Отвечать приходилось осторожно. Это не Глеб студенческих времен, это начальство, считающее, что оно все знает и во всяком случае сумеет сделать все и переделать много лучше прежнего.
Однажды Баланда наткнулся на небольшую фотографию –
– Вас похоже сделали, товарищ, – сказал Баланда. – А что это вообще такое? По какому случаю?
Геннадий Андреич не весьма был доволен, что снимок попался на глаза Баланде. (Обычно лежал у него дома, и даже ближайшим своим не очень-то показывал он его.)
– Да, я затащил в каких-то книгах из дому, это все прежнее, ненужное… – и с недовольным видом протянул он руку, чтобы взять фотографию.
– Тут цифры римские. Что значит? А, да пожалуй, юбилей?
– Вы совершенно верно угадали: юбилей. Ну, что об этом говорить.
Но Баланда стал рассматривать и не сразу отдал. Цифры на плакете указывали: 1883–1913 – тридцатилетие службы в музее.
– В вашу честь медаль выбили, дело хорошее, товарищ заведующий. Значит, вы и при старом режиме являлись показательным работником. 1913! А теперь много больше, и при нашей власти герои труда также получают отличия. Работайте, работайте, орден Ленина получите.
Геннадий Андреич промолчал и недовольно сунул себе в карман фотографию.

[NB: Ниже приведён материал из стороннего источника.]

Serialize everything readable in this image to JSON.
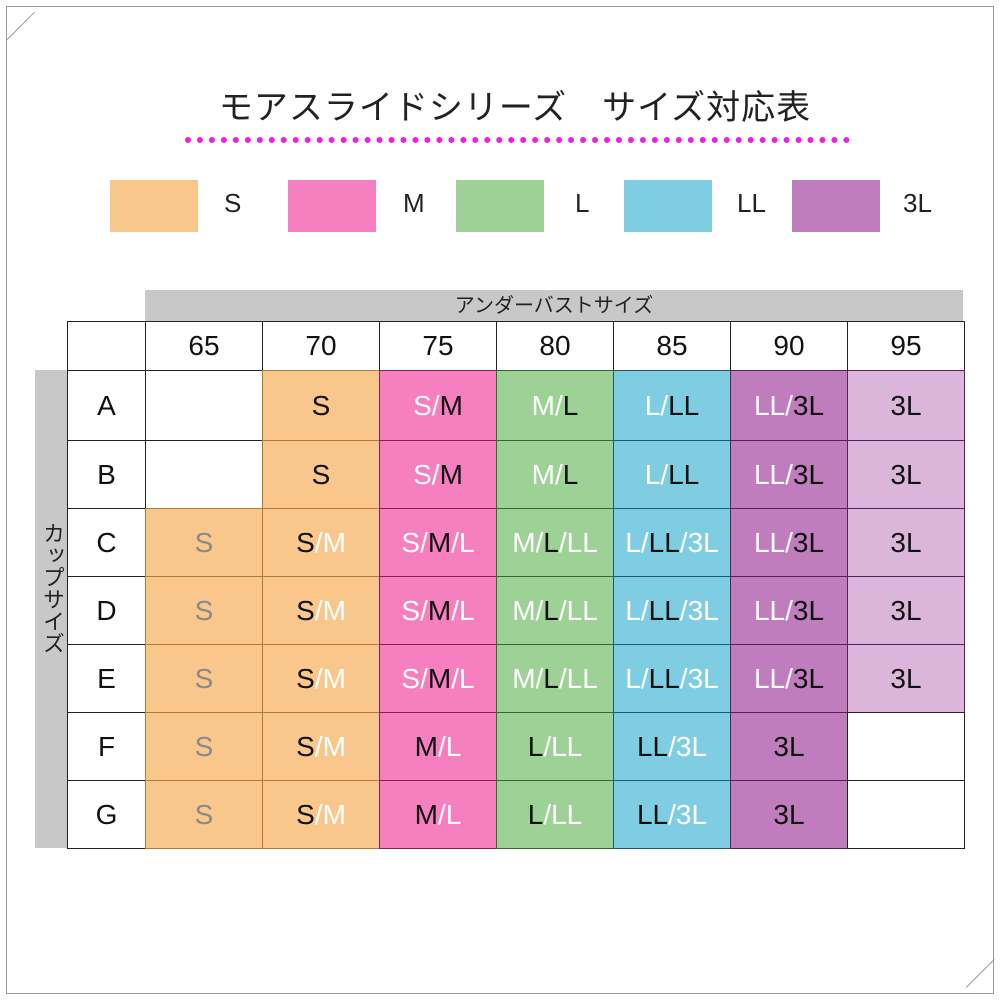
{
  "title": "モアスライドシリーズ　サイズ対応表",
  "legend": [
    {
      "label": "S",
      "color": "#f9c78c"
    },
    {
      "label": "M",
      "color": "#f67fbf"
    },
    {
      "label": "L",
      "color": "#9dd196"
    },
    {
      "label": "LL",
      "color": "#7fcde2"
    },
    {
      "label": "3L",
      "color": "#c07dbd"
    }
  ],
  "table": {
    "column_group_label": "アンダーバストサイズ",
    "row_group_label": "カップサイズ",
    "columns": [
      {
        "label": "65",
        "primary": "S",
        "color": "#f9c78c",
        "border": "#b07a30",
        "muted": true
      },
      {
        "label": "70",
        "primary": "S",
        "color": "#f9c78c",
        "border": "#b07a30"
      },
      {
        "label": "75",
        "primary": "M",
        "color": "#f67fbf",
        "border": "#8a1f5a"
      },
      {
        "label": "80",
        "primary": "L",
        "color": "#9dd196",
        "border": "#2f6a2a"
      },
      {
        "label": "85",
        "primary": "LL",
        "color": "#7fcde2",
        "border": "#1f5a6a"
      },
      {
        "label": "90",
        "primary": "3L",
        "color": "#c07dbd",
        "border": "#5a1f5a"
      },
      {
        "label": "95",
        "primary": "3L",
        "color": "#dcb6da",
        "border": "#5a1f5a"
      }
    ],
    "rows": [
      {
        "label": "A",
        "cells": [
          "",
          "S",
          "S/M",
          "M/L",
          "L/LL",
          "LL/3L",
          "3L"
        ]
      },
      {
        "label": "B",
        "cells": [
          "",
          "S",
          "S/M",
          "M/L",
          "L/LL",
          "LL/3L",
          "3L"
        ]
      },
      {
        "label": "C",
        "cells": [
          "S",
          "S/M",
          "S/M/L",
          "M/L/LL",
          "L/LL/3L",
          "LL/3L",
          "3L"
        ]
      },
      {
        "label": "D",
        "cells": [
          "S",
          "S/M",
          "S/M/L",
          "M/L/LL",
          "L/LL/3L",
          "LL/3L",
          "3L"
        ]
      },
      {
        "label": "E",
        "cells": [
          "S",
          "S/M",
          "S/M/L",
          "M/L/LL",
          "L/LL/3L",
          "LL/3L",
          "3L"
        ]
      },
      {
        "label": "F",
        "cells": [
          "S",
          "S/M",
          "M/L",
          "L/LL",
          "LL/3L",
          "3L",
          ""
        ]
      },
      {
        "label": "G",
        "cells": [
          "S",
          "S/M",
          "M/L",
          "L/LL",
          "LL/3L",
          "3L",
          ""
        ]
      }
    ]
  }
}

Баланда же считал, что обошелся очень милостиво со стариком, и чуть было даже не похлопал его одобрительно по плечу.
Домой Геннадий Андреич возвращался в тот день хмурый. Ничего, собственно, не имел против этого Баланды, но неприятно действовали его обмотки на ногах, гимнастерка, вихры на висках. «У меня и Государь в музее бывал, и другие ордена есть, но Государь по-другому держался… Баланда-с… одолжил бы орденом Ленина! Вот бы одолжил-с…».

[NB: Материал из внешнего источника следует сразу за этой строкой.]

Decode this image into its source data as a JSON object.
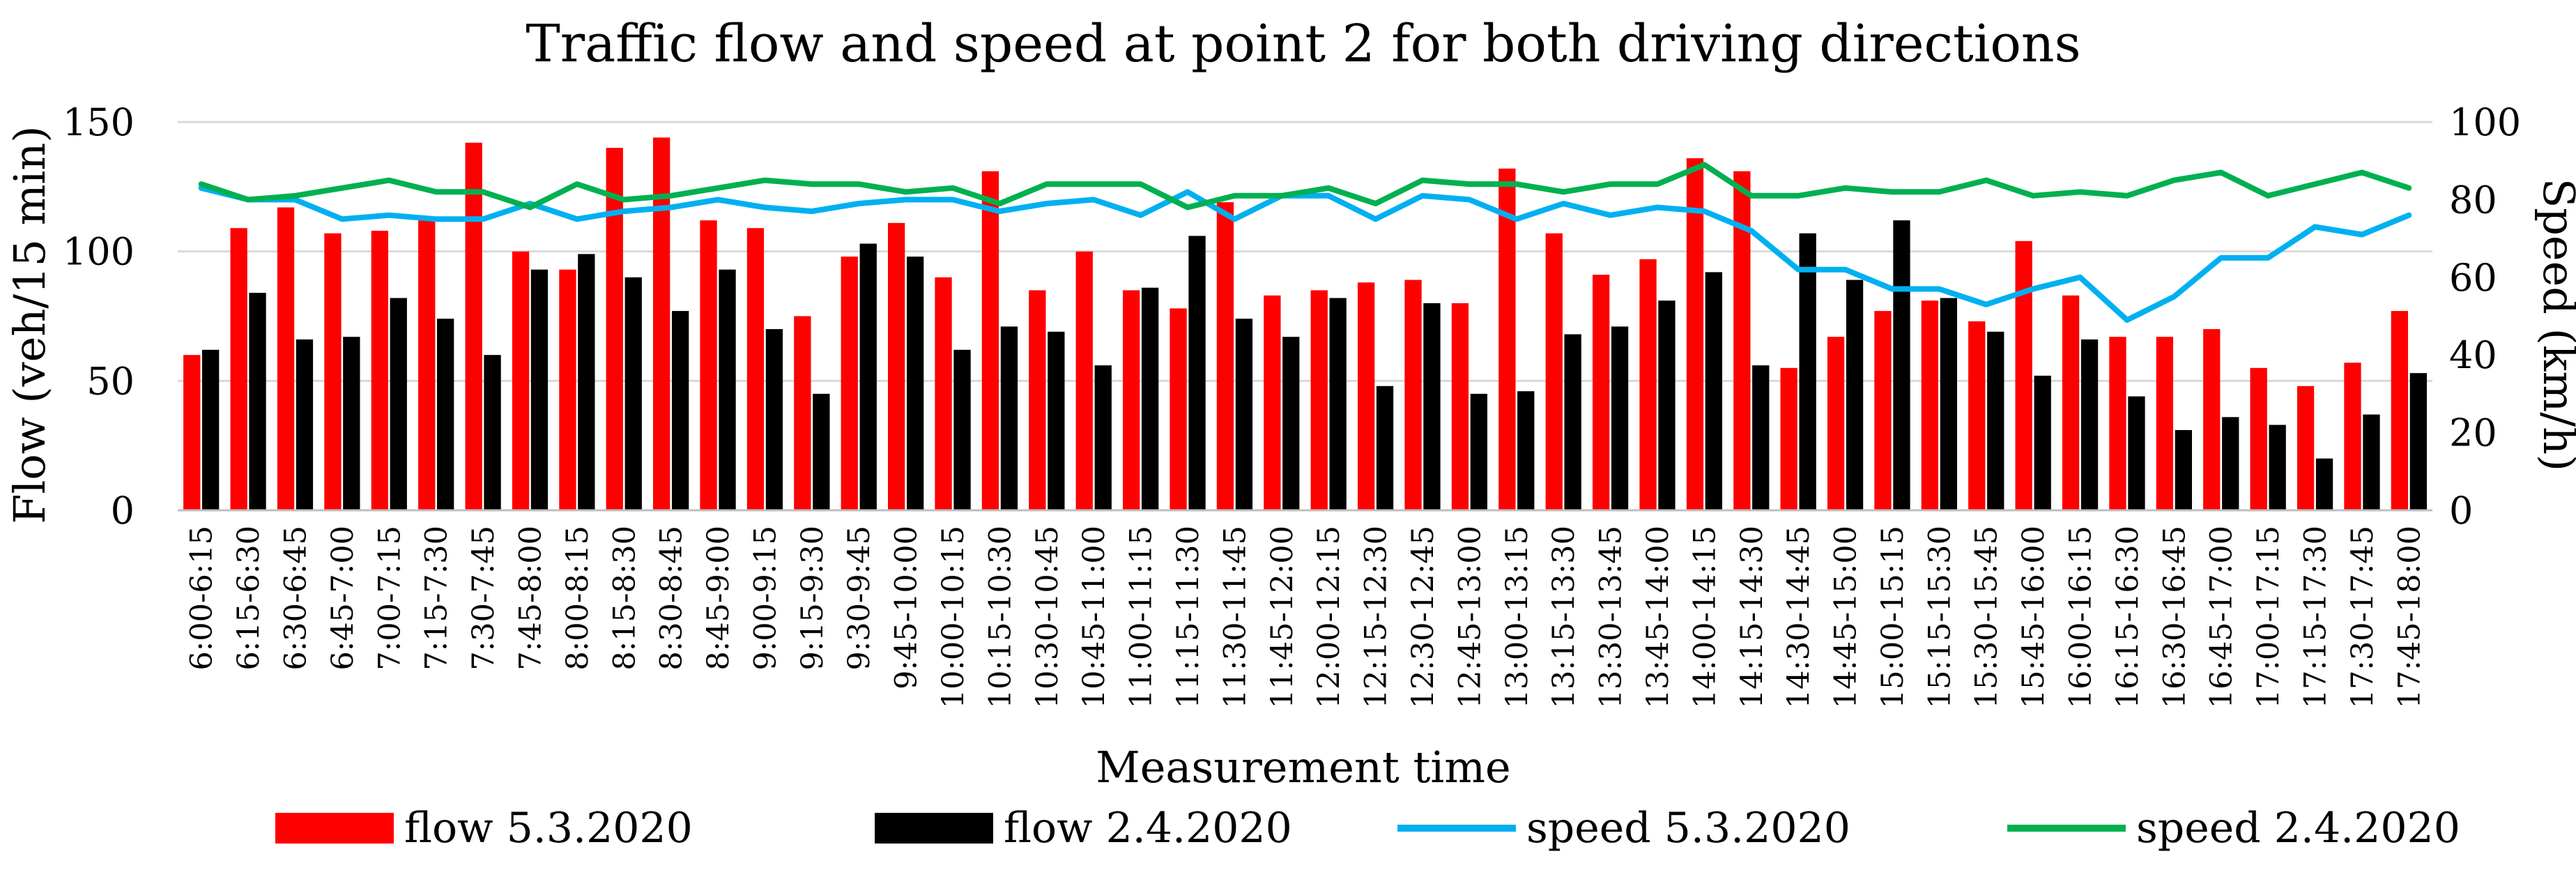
{
  "chart_data": {
    "type": "bar",
    "title": "Traffic flow and speed at point 2 for both driving directions",
    "xlabel": "Measurement time",
    "ylabel": "Flow (veh/15 min)",
    "y2label": "Speed (km/h)",
    "ylim": [
      0,
      150
    ],
    "yticks": [
      "0",
      "50",
      "100",
      "150"
    ],
    "y2lim": [
      0,
      100
    ],
    "y2ticks": [
      "0",
      "20",
      "40",
      "60",
      "80",
      "100"
    ],
    "grid": true,
    "legend": "bottom",
    "categories": [
      "6:00-6:15",
      "6:15-6:30",
      "6:30-6:45",
      "6:45-7:00",
      "7:00-7:15",
      "7:15-7:30",
      "7:30-7:45",
      "7:45-8:00",
      "8:00-8:15",
      "8:15-8:30",
      "8:30-8:45",
      "8:45-9:00",
      "9:00-9:15",
      "9:15-9:30",
      "9:30-9:45",
      "9:45-10:00",
      "10:00-10:15",
      "10:15-10:30",
      "10:30-10:45",
      "10:45-11:00",
      "11:00-11:15",
      "11:15-11:30",
      "11:30-11:45",
      "11:45-12:00",
      "12:00-12:15",
      "12:15-12:30",
      "12:30-12:45",
      "12:45-13:00",
      "13:00-13:15",
      "13:15-13:30",
      "13:30-13:45",
      "13:45-14:00",
      "14:00-14:15",
      "14:15-14:30",
      "14:30-14:45",
      "14:45-15:00",
      "15:00-15:15",
      "15:15-15:30",
      "15:30-15:45",
      "15:45-16:00",
      "16:00-16:15",
      "16:15-16:30",
      "16:30-16:45",
      "16:45-17:00",
      "17:00-17:15",
      "17:15-17:30",
      "17:30-17:45",
      "17:45-18:00"
    ],
    "series": [
      {
        "name": "flow 5.3.2020",
        "kind": "bar",
        "axis": "left",
        "color": "#ff0000",
        "values": [
          60,
          109,
          117,
          107,
          108,
          112,
          142,
          100,
          93,
          140,
          144,
          112,
          109,
          75,
          98,
          111,
          90,
          131,
          85,
          100,
          85,
          78,
          119,
          83,
          85,
          88,
          89,
          80,
          132,
          107,
          91,
          97,
          136,
          131,
          55,
          67,
          77,
          81,
          73,
          104,
          83,
          67,
          67,
          70,
          55,
          48,
          57,
          77
        ]
      },
      {
        "name": "flow 2.4.2020",
        "kind": "bar",
        "axis": "left",
        "color": "#000000",
        "values": [
          62,
          84,
          66,
          67,
          82,
          74,
          60,
          93,
          99,
          90,
          77,
          93,
          70,
          45,
          103,
          98,
          62,
          71,
          69,
          56,
          86,
          106,
          74,
          67,
          82,
          48,
          80,
          45,
          46,
          68,
          71,
          81,
          92,
          56,
          107,
          89,
          112,
          82,
          69,
          52,
          66,
          44,
          31,
          36,
          33,
          20,
          37,
          53
        ]
      },
      {
        "name": "speed 5.3.2020",
        "kind": "line",
        "axis": "right",
        "color": "#00b0f0",
        "values": [
          83,
          80,
          80,
          75,
          76,
          75,
          75,
          79,
          75,
          77,
          78,
          80,
          78,
          77,
          79,
          80,
          80,
          77,
          79,
          80,
          76,
          82,
          75,
          81,
          81,
          75,
          81,
          80,
          75,
          79,
          76,
          78,
          77,
          72,
          62,
          62,
          57,
          57,
          53,
          57,
          60,
          49,
          55,
          65,
          65,
          73,
          71,
          76
        ]
      },
      {
        "name": "speed 2.4.2020",
        "kind": "line",
        "axis": "right",
        "color": "#00b050",
        "values": [
          84,
          80,
          81,
          83,
          85,
          82,
          82,
          78,
          84,
          80,
          81,
          83,
          85,
          84,
          84,
          82,
          83,
          79,
          84,
          84,
          84,
          78,
          81,
          81,
          83,
          79,
          85,
          84,
          84,
          82,
          84,
          84,
          89,
          81,
          81,
          83,
          82,
          82,
          85,
          81,
          82,
          81,
          85,
          87,
          81,
          84,
          87,
          83
        ]
      }
    ]
  }
}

У Геннадия Андреича были действительно ордена. Была и треуголка, в которой приходилось иногда ездить к генерал-губернатору на прием. Но он вообще всего этого не любил, ордена прятал подальше. Однако назывались они: св. Владимир, св. Анна… – а тут отличить собираются Лениным! «Нет-с, уж с меня достаточно. Никаких орденов, никаких героев труда».
То, что Баланда счел его чуть ли не героем труда, особенно раздражало. Герой труда! Самое выражение это приводило его в дурное настроение.
Прежде, подходя к своему дому, он подымался с улицы на несколько ступенек, мимо палисадника, звонил у подъезда. Теперь парадная раз навсегда заперта, ходили низом с черного хода – там всегда открыто.
Как обычно, он уверенно дернул за ручку входной двери: кисловатый, невеселый и несветлый воздух полуподвала. Но вот оглашается он детским воплем – прямо перед Геннадием Андреичем искаженное, позеленевшее лицо худого, рваного человека, в ногах у него визжит и бьется мальчишка, которого он лупит ремнем.
– Я тебе покажу колодки мои таскать, я тебе, сукину сыну, всю провизию искровеню…
– Дяденька, ей-ей не крал, я только поиграть хотел… дяденька…
Геннадий Андреич знал этого сапожника, «кустаря-одиночку» и терпеть его не мог: раздражали жилистые руки, яблоко на тонкой шее, потное чахоточное лицо, вечная озлобленность.